Bitcoin dropped to a two-week low near $76,700 on May 18, part of a broader wave of crypto liquidations that swept through markets. The pullback comes just weeks after Bitcoin's fourth halving, which cut the block subsidy from 6.25 BTC to 3.125 BTC at block 840,000. For traders, the question isn't just how low the price goes — it's what kind of pullback they're seeing.
Four types of pullback
Market reports this week describe a slide that sent Bitcoin from the mid-$76,000 area to a fresh low, triggering liquidations across positions. The article breaks down Bitcoin pullbacks into four categories: routine corrections, leverage flushes, macro-driven risk-off moves, and early trend reversals. Each has a different cause and a different likely outcome. Routine corrections are the most common — they happen as momentum shifts and overextended positions unwind. Leverage flushes are sharper and faster, often catching over-leveraged traders off guard. Macro-driven moves come from outside crypto, like rate decisions or geopolitical shocks. Early trend reversals are the rarest and most dangerous, signaling that the larger uptrend may be breaking.

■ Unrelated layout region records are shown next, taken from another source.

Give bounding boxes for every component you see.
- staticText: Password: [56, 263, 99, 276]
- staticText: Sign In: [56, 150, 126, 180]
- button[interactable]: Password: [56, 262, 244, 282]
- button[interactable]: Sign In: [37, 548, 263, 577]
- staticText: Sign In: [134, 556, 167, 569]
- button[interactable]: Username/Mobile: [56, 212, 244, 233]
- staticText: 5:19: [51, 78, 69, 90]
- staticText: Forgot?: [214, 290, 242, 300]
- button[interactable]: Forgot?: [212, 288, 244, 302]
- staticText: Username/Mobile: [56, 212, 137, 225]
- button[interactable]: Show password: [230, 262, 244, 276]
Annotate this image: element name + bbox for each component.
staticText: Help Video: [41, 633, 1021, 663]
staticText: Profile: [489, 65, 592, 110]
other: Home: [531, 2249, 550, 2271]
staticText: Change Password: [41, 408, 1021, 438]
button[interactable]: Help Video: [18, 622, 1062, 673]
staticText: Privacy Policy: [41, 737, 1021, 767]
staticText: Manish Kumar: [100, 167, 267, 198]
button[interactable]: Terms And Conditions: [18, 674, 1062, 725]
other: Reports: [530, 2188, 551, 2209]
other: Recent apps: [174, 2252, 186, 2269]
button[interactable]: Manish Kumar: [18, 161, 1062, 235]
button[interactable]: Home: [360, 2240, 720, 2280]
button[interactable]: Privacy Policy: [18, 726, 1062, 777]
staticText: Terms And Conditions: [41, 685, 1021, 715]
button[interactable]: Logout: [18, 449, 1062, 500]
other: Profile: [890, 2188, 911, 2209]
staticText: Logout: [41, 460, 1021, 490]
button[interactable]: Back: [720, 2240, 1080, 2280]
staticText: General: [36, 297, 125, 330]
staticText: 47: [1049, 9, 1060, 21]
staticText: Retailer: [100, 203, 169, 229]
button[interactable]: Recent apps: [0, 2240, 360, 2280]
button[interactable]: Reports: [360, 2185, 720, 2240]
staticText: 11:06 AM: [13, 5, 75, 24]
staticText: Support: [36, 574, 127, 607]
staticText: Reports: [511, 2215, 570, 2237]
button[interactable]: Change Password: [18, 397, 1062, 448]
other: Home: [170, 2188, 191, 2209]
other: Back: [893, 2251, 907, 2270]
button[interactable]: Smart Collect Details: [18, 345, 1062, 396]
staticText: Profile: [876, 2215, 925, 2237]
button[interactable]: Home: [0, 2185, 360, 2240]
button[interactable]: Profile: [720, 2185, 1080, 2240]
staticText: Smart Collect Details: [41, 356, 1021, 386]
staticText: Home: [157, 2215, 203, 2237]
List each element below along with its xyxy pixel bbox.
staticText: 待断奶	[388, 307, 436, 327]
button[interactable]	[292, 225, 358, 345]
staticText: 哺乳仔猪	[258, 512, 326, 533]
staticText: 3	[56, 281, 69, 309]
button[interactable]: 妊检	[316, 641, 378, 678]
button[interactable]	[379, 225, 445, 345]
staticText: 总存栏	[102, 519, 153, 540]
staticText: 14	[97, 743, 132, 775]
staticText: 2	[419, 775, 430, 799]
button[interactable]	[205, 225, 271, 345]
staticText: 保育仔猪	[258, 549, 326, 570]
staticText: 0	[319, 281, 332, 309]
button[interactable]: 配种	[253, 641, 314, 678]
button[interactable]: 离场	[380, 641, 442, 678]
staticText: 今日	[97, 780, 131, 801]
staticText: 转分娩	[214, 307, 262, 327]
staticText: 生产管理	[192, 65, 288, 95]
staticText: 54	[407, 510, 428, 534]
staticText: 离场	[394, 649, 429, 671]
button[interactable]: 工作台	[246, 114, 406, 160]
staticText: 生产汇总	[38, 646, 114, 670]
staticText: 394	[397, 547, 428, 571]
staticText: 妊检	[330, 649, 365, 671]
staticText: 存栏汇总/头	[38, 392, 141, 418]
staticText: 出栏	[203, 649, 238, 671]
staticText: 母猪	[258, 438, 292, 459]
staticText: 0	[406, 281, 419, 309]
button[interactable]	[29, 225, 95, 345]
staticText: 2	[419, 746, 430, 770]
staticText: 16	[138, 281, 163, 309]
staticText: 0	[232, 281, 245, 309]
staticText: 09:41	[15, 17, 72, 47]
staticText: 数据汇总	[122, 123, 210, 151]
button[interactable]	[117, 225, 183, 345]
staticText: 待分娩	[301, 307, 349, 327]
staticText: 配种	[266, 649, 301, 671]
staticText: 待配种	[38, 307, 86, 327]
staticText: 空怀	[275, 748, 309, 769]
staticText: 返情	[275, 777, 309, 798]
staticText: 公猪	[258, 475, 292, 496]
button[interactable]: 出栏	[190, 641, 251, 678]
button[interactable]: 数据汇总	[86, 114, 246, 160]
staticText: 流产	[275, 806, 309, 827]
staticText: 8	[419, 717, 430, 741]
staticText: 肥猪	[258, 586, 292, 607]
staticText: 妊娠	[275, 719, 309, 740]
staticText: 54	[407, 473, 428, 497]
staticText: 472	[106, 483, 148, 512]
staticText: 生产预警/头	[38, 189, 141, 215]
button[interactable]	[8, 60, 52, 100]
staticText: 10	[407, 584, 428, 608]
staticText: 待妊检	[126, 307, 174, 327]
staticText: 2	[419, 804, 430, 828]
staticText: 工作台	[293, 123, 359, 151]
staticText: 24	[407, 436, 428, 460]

What a healthy pullback looks like
The analysis also outlines what separates a healthy pullback from a destructive one. A healthy pullback removes excess leverage and overheated sentiment without breaking the underlying market structure. Key signal: spot buyers step in to absorb the dip. When that happens, the correction tends to be short-lived and the broader trend resumes. If spot buyers stay on the sidelines, the slide can deepen. Right now, it's too early to say which camp this week's move falls into — but the framework gives traders a checklist rather than a guessing game.
Halving context
The fourth halving adds a layer. With the block reward now 3.125 BTC, miners earn less per block, which changes the supply dynamics. In theory, that should make each Bitcoin more scarce over time, but it also puts pressure on miners who need higher prices to stay profitable. A pullback right after the halving isn't unusual — the market often takes time to find a new equilibrium after the supply shock. Whether this week's drop is a routine rebalancing or something more will depend on how quickly the dip gets bought.
For now, the key level to watch is that $76,700 mark. If spot demand appears there, it's likely a flush. If it breaks cleanly, the conversation shifts to whether the trend itself is at risk.